Dormiva e russava. Aveva di nuovo bevuto. Ubriaca
fradicia si perdeva in alcuni meandri del suo ardire
passato, quando si era protesa, sbigottita e sana, sul
parapetto della vita. Mia madre aveva vissuto qualcosa
di simile ad un amore, che subito si era illanguidito
in una serie inutile di incontri, abbelliti a forza da
una falsa poesia. Poi tutto era imputridito tra le
esternazioni dell'abitudine.
- Me ne sto
andando, amici di un tempo, nemici di sempre, la nave
partirà fra poche ore ed io potrò
finalmente ricominciare.
- Del resto avevo
già trasportato tutti i miei bagagli. La nave
era arrivata il giorno prima ed io mi ero soffermata a
lungo al porto, a rimirarla come un'apparizione
irripetibile. Per la prima volta, si può
credere, avevo visto una nave. Intendo dire che
l'avevo percepita veramente. Non era stata una cosa
idilliaca. Era troppo grande la nave, troppo alta,
troppo grigia. Potevo immaginare oscuri intrecci di
tubature, successioni di stanze e di piani e avevo
provato un improvviso desiderio di lasciar perdere. E
se infine avessi deciso di restare nella città
dove allora vivevo? Come quando, da bambina, mi
appressavo alle ringhiere dei balconi e subito me ne
ritraevo, spaventata dal precipizio.
- Me ne sto
andando, amati e amanti, non vedete com'è
leggero il mio passo?
- Ora ricordo con
chiarezza, affacciata verso la spuma, largamente
cosciente del vento salato che mi soffia sul viso, ora
che il pittore indugia di nuovo sul ponte Gondwana, e
- vorrei gridare - non voglio. Non voglio che mi veda.
La madre di mia madre si era avvicinata titubante,
appoggiandosi alle spalliere delle seggiole,
bruciandomi con lo sguardo. Non voleva che partissi
un'altra volta. Aveva duramente lavorato ed era nata
lontano, mettendo radici dove gli eventi la portavano.
Dalla camera da letto arrivava il respiro pesante
della madre della madre di mia madre. Non le mancava
molto da vivere. Ho stentato poi ad imboccare le
scale, perché in fondo avevo paura che la loro
perplessità mi seguisse, avevo paura di doverle
portare con me, non fosse che nel pensiero e non
potermi liberare di loro, mai. Le mie madri. Avrebbe
potuto esserci qualcosa di simile ad una risoluzione
finale di quel groviglio? Non avevo visto forse,
quatto quatto, appressarsi il mio fantasma d'angoscia,
ancora e sempre, invincibile?
- Perciò me ne
stavo andando, soprattutto per quella persecuzione.
Tutto il resto, tutto ciò che circondava la
loro assolutezza, le zie, le merciaie, le faccendiere,
quelle sarebbero sparite senz'altro subito. Avevano
abitato ben poco dentro di me. Naturalmente mi ero
premurata di cambiare aspetto. Avevo perso molti chili
nei mesi precedenti. Volevo andarmene diversa, comoda
e dunque mi ero infagottata bene. Mi aggiravo protetta
da pantaloni sformati, scarpe imbottite e con i
capelli tagliati cortissimi, tinti di grigio- argento.

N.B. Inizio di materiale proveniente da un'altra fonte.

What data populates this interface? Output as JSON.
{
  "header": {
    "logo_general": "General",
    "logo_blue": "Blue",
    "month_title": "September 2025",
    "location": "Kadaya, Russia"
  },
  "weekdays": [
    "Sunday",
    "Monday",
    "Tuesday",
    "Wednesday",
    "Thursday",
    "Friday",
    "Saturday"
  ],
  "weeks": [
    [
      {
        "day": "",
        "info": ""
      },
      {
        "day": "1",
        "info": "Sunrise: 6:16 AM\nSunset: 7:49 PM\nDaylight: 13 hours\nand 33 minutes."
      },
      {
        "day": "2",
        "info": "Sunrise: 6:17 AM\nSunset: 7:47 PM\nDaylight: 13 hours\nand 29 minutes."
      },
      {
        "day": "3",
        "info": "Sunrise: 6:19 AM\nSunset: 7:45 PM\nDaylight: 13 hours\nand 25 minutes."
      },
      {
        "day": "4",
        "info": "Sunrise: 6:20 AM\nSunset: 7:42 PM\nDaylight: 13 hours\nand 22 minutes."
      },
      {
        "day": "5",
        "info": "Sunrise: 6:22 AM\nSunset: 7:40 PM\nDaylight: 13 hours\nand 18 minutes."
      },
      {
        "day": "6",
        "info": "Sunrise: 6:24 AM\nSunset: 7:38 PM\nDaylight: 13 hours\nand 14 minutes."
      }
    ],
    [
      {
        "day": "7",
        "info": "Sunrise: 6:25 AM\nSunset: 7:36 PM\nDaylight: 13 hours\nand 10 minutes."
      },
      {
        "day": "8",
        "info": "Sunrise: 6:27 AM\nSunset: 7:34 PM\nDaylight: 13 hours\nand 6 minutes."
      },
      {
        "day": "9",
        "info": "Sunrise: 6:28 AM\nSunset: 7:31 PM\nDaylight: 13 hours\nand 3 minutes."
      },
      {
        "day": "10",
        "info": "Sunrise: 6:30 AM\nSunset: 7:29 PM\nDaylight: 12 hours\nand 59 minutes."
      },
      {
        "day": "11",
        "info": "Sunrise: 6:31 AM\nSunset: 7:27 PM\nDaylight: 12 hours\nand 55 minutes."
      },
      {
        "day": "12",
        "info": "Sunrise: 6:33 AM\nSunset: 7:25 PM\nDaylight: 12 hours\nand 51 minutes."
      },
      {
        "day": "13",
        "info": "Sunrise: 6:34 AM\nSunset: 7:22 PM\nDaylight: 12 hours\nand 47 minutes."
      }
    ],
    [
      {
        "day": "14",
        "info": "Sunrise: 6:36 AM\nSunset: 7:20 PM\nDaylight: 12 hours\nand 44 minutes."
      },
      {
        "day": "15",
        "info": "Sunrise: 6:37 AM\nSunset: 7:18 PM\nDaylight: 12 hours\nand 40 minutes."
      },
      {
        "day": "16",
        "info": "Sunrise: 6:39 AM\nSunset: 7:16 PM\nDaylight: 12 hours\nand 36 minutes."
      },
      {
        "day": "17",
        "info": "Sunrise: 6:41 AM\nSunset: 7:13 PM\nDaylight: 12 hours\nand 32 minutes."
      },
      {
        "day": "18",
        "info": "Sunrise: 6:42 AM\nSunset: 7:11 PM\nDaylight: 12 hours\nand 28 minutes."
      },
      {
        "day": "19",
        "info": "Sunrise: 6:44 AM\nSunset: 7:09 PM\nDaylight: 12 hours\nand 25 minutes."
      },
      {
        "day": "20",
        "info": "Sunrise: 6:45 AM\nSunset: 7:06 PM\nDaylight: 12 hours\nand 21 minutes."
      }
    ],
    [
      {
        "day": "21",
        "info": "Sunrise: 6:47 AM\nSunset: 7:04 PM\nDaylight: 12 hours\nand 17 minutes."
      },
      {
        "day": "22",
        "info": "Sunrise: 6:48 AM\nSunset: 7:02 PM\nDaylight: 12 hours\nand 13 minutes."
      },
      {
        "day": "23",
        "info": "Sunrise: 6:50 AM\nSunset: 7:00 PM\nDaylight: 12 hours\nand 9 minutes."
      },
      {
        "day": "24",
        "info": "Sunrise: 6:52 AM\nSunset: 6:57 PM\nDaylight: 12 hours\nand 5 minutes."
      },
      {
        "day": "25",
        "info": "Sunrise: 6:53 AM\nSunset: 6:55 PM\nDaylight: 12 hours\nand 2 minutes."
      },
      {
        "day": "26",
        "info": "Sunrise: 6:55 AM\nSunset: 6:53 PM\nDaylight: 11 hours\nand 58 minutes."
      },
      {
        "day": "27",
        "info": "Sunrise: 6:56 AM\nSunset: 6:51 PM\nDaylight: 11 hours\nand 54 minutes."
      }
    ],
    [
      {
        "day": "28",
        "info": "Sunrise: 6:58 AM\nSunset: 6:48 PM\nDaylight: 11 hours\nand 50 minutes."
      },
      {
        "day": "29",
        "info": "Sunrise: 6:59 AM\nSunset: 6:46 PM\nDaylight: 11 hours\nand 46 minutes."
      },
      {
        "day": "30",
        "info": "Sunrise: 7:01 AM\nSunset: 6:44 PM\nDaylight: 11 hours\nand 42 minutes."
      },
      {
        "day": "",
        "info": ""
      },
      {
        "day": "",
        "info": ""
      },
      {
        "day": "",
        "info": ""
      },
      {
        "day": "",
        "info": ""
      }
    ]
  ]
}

Chi avrebbe potuto prendermi per una vera donna? Ero
pronta a dimenticare ogni cosa, la luce malata oltre
le persiane e il puzzo del vino, ed anche il mio sesso
per potere ora trovarmi qui esposta verso il mare che
fugge, l'orizzonte, la schiuma solenne che ribolle
raccontando storie. Non so se continuerò a
sapere e a ricordare, ma sono stata salvata da un
rapido movimento di pensiero, tra volontà e
azione.
- Perché sono
sulla nave.
-
-
- Pare che la terra
non esista, diceva quel vecchio. Io mi sono guardata
le mani e ho percorso l'orlo selvaggio del tempo. Mi
tenevo in equilibrio tremebonda e consapevole, con un
senso quasi piacevole di vertigine. Mi trovavo presso
la curva nera di un tubo e una corda arrotolata, stavo
rannicchiata, avvolta nella mia felpa pesante. Mi sono
guardata le mani e pensavo che la terra esiste eccome,
ma probabilmente si può fare come se non
esistesse. Se io non ho avuto voce in capitolo nel
finire a guardarmi queste mani che invecchiano posso
comunque cedere al compromesso dell'illusione. La
terra non esiste perché non voglio che esista e
potevo dirglielo a quel vecchio che mi tendeva un
cerino masticato, con la subdola incertezza di un
rabdomante. E quelle forme, quelle città che si
ravvisano ogni mese circa, che altro sono se non le
incisioni di un dio drogato, su uno schermo di frodo?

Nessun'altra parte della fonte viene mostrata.